If it happens to you, keep walking; don’t feel guilty; it’s not like you saw the cup from away and walked into it. Don’t fall for this mindless scam.

But keep in mind, there are still many honest, great performers on the streets playing their instruments in good faith and looking for donations!

I only discovered this scam when visiting Athens this past Summer beforehand. I’ve never run into it before.

Inflated Bill Scam

This scam can happen at a restaurant or bar when it’s time to pay the bill, so make sure you check your bill twice before paying it.

At restaurants, sometimes they’ll add a portion of food or drinks you didn’t even order/have. Being on vacation or delighted after a delicious meal, this extra charge can slip by you when paying.

Another way this happens is at bars and is commonly referred to as the “Drunk Bill Scam.”

After you’ve had a few drinks, at least more than three, and it’s time to pay, you’re presented with an inflated bar tab. This bill suggests you had more than the drinks you actually had, or sometimes they’ll change the prices of the drink to inflate the bill.

ATM Helper Scam

person using an ATM with their card

Be careful when anyone approaches you as you’re busy at an ATM trying to withdraw money.

Sometimes scammers will approach you, suggesting they can help you “avoid ATM fees.”

What they’ll do is tell you they have a device to place over the ATM machine to avoid the ATM Fees; this is a card skimmer and will steal your card details!

If someone offers help to you at an ATM, politely deny their help and make sure they’ve distanced themselves before you continue to use the ATM so you avoid them seeing your PIN details.

The best place to get money anywhere is a national bank; going there, you know it’s safe regarding their ATM machines, and you can also ask for help there.

Also, when traveling, hold limited cash on you and use an international debit card to pay in a local currency anywhere that accepts cards!

Scams in Greece — Final Thoughts

Unfortunately, scams in Greece are common, and it’s been that way in many ways.

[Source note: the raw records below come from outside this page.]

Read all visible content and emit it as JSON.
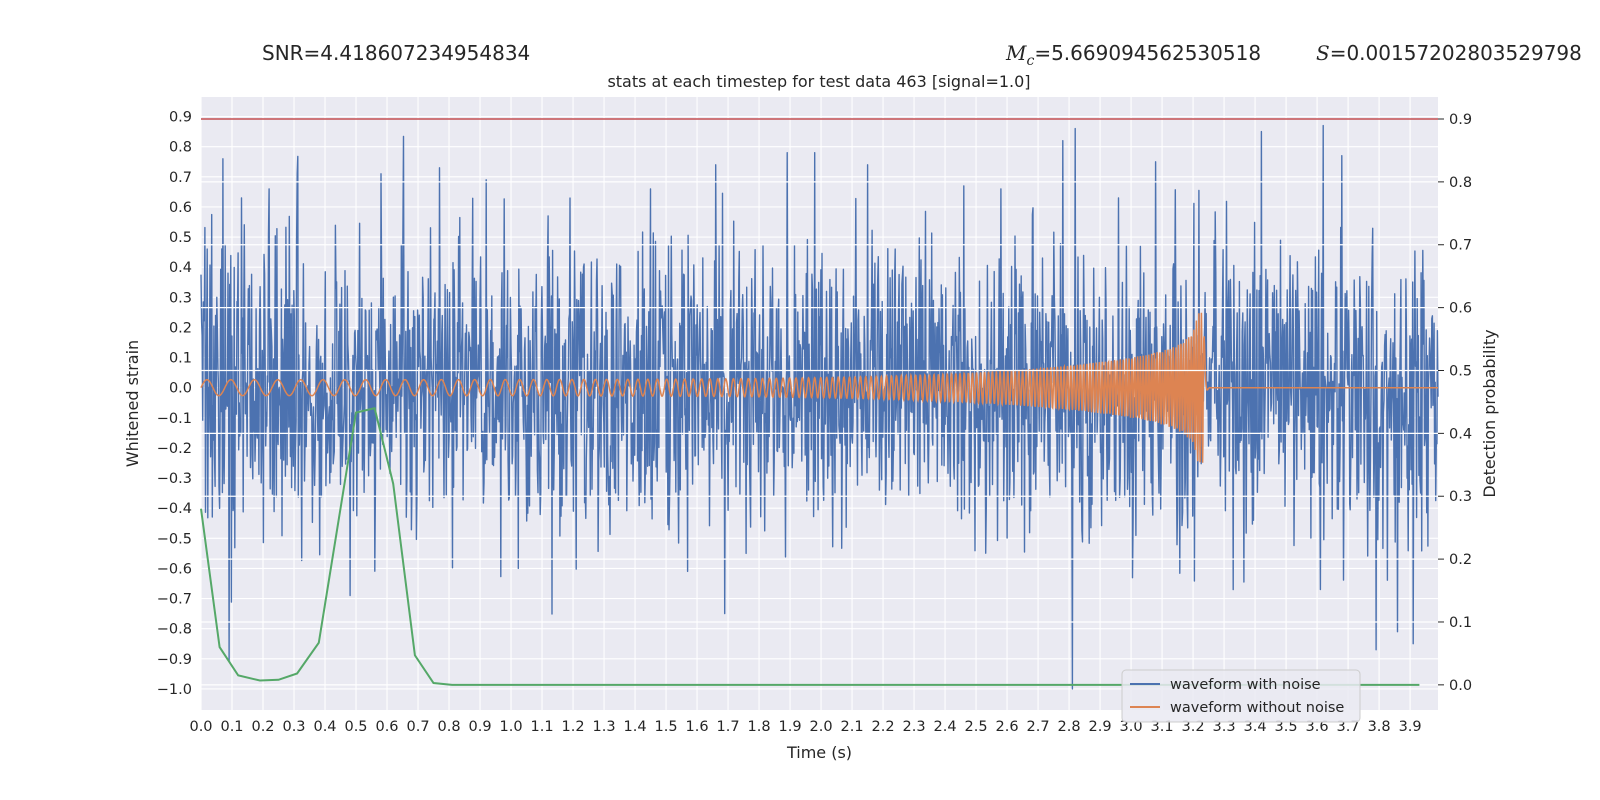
{
  "header": {
    "snr_label": "SNR=4.418607234954834",
    "mc_symbol": "M",
    "mc_sub": "c",
    "mc_value": "=5.669094562530518",
    "s_symbol": "S",
    "s_value": "=0.00157202803529798"
  },
  "subtitle": "stats at each timestep for test data 463 [signal=1.0]",
  "chart_data": {
    "type": "line",
    "title": "stats at each timestep for test data 463 [signal=1.0]",
    "xlabel": "Time (s)",
    "ylabel_left": "Whitened strain",
    "ylabel_right": "Detection probability",
    "xlim": [
      0.0,
      3.99
    ],
    "ylim_left": [
      -1.07,
      0.965
    ],
    "ylim_right": [
      -0.04,
      0.935
    ],
    "x_ticks": [
      "0.0",
      "0.1",
      "0.2",
      "0.3",
      "0.4",
      "0.5",
      "0.6",
      "0.7",
      "0.8",
      "0.9",
      "1.0",
      "1.1",
      "1.2",
      "1.3",
      "1.4",
      "1.5",
      "1.6",
      "1.7",
      "1.8",
      "1.9",
      "2.0",
      "2.1",
      "2.2",
      "2.3",
      "2.4",
      "2.5",
      "2.6",
      "2.7",
      "2.8",
      "2.9",
      "3.0",
      "3.1",
      "3.2",
      "3.3",
      "3.4",
      "3.5",
      "3.6",
      "3.7",
      "3.8",
      "3.9"
    ],
    "y_ticks_left": [
      "0.9",
      "0.8",
      "0.7",
      "0.6",
      "0.5",
      "0.4",
      "0.3",
      "0.2",
      "0.1",
      "0.0",
      "−0.1",
      "−0.2",
      "−0.3",
      "−0.4",
      "−0.5",
      "−0.6",
      "−0.7",
      "−0.8",
      "−0.9",
      "−1.0"
    ],
    "y_ticks_right": [
      "0.9",
      "0.8",
      "0.7",
      "0.6",
      "0.5",
      "0.4",
      "0.3",
      "0.2",
      "0.1",
      "0.0"
    ],
    "grid": true,
    "legend_position": "bottom-right",
    "series": [
      {
        "name": "waveform with noise",
        "color": "#4c72b0",
        "axis": "left",
        "duration": 3.99,
        "noise_amplitude": 0.24,
        "peaks": [
          [
            0.02,
            0.46
          ],
          [
            0.07,
            0.76
          ],
          [
            0.09,
            -0.91
          ],
          [
            0.13,
            0.63
          ],
          [
            0.22,
            0.66
          ],
          [
            0.31,
            0.71
          ],
          [
            0.48,
            -0.69
          ],
          [
            0.58,
            0.71
          ],
          [
            0.77,
            0.73
          ],
          [
            0.92,
            0.69
          ],
          [
            1.12,
            0.57
          ],
          [
            1.45,
            0.66
          ],
          [
            1.66,
            0.74
          ],
          [
            1.69,
            -0.75
          ],
          [
            1.89,
            0.78
          ],
          [
            1.98,
            0.78
          ],
          [
            2.15,
            0.74
          ],
          [
            2.46,
            0.67
          ],
          [
            2.58,
            0.66
          ],
          [
            2.78,
            0.82
          ],
          [
            2.81,
            -1.0
          ],
          [
            2.82,
            0.86
          ],
          [
            2.96,
            0.63
          ],
          [
            3.08,
            0.75
          ],
          [
            3.42,
            0.85
          ],
          [
            3.61,
            -0.67
          ],
          [
            3.62,
            0.87
          ],
          [
            3.68,
            0.77
          ],
          [
            3.79,
            -0.87
          ],
          [
            3.86,
            -0.81
          ],
          [
            3.91,
            -0.85
          ]
        ]
      },
      {
        "name": "waveform without noise",
        "color": "#dd8452",
        "axis": "left",
        "merger_time": 3.235,
        "start_frequency": 13,
        "end_frequency": 48,
        "start_amplitude": 0.025,
        "peak_amplitude": 0.24
      },
      {
        "name": "",
        "color": "#55a868",
        "axis": "right",
        "x": [
          0.0,
          0.06,
          0.12,
          0.19,
          0.25,
          0.31,
          0.38,
          0.44,
          0.5,
          0.56,
          0.62,
          0.69,
          0.75,
          0.81,
          0.88,
          1.0,
          1.5,
          2.0,
          2.5,
          3.0,
          3.5,
          3.93
        ],
        "values": [
          0.28,
          0.06,
          0.015,
          0.007,
          0.008,
          0.018,
          0.067,
          0.25,
          0.433,
          0.44,
          0.32,
          0.047,
          0.003,
          0.0,
          0.0,
          0.0,
          0.0,
          0.0,
          0.0,
          0.0,
          0.0,
          0.0
        ]
      }
    ],
    "threshold": {
      "color": "#c44e52",
      "axis": "right",
      "value": 0.9
    }
  }
}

And because it’s such a beautiful, picturesque place to visit for all, scammers are aware that some tourists visiting are coming with money. But regardless of that, scammers are out to get anyone they deem a tourist.

As mentioned earlier, don’t allow scammers to represent locals. Greek people are very hospitable.

In fact, when visiting some of the islands in Greece, we ran into several friendly locals of all ages with nothing but good intentions.

Know of the scams in Greece, be wary, but don’t be completely closed off to act of nice service.

Rooftop views of the famous Parthenon lit up at night in Athens, Greece

What is the most common crime in Greece?

For tourists visiting Greece, the most common crime in Greece is pickpocketing. But on a country-wide scale, human trafficking/people smuggling into Europe is the most common crime in Greece.

How safe is Greece for tourists?

Greece overall is a very safe country to visit. If you visit one of the many islands, it’s safer than big cities like Athens. In large cities in Greece, it’s advised to practice general big-city safety tips.

What areas to avoid in Athens?

Areas in Athens like Exarcheia, Vathai, and Kolokoronti Square should be avoided at night. But in the day, you should be fine; keep an eye out for things.

What to be careful of in Greece?

Avoid carrying large sums of cash and exposing it, watch for your belongings, and be wary of unsolicited offers/advice from strangers.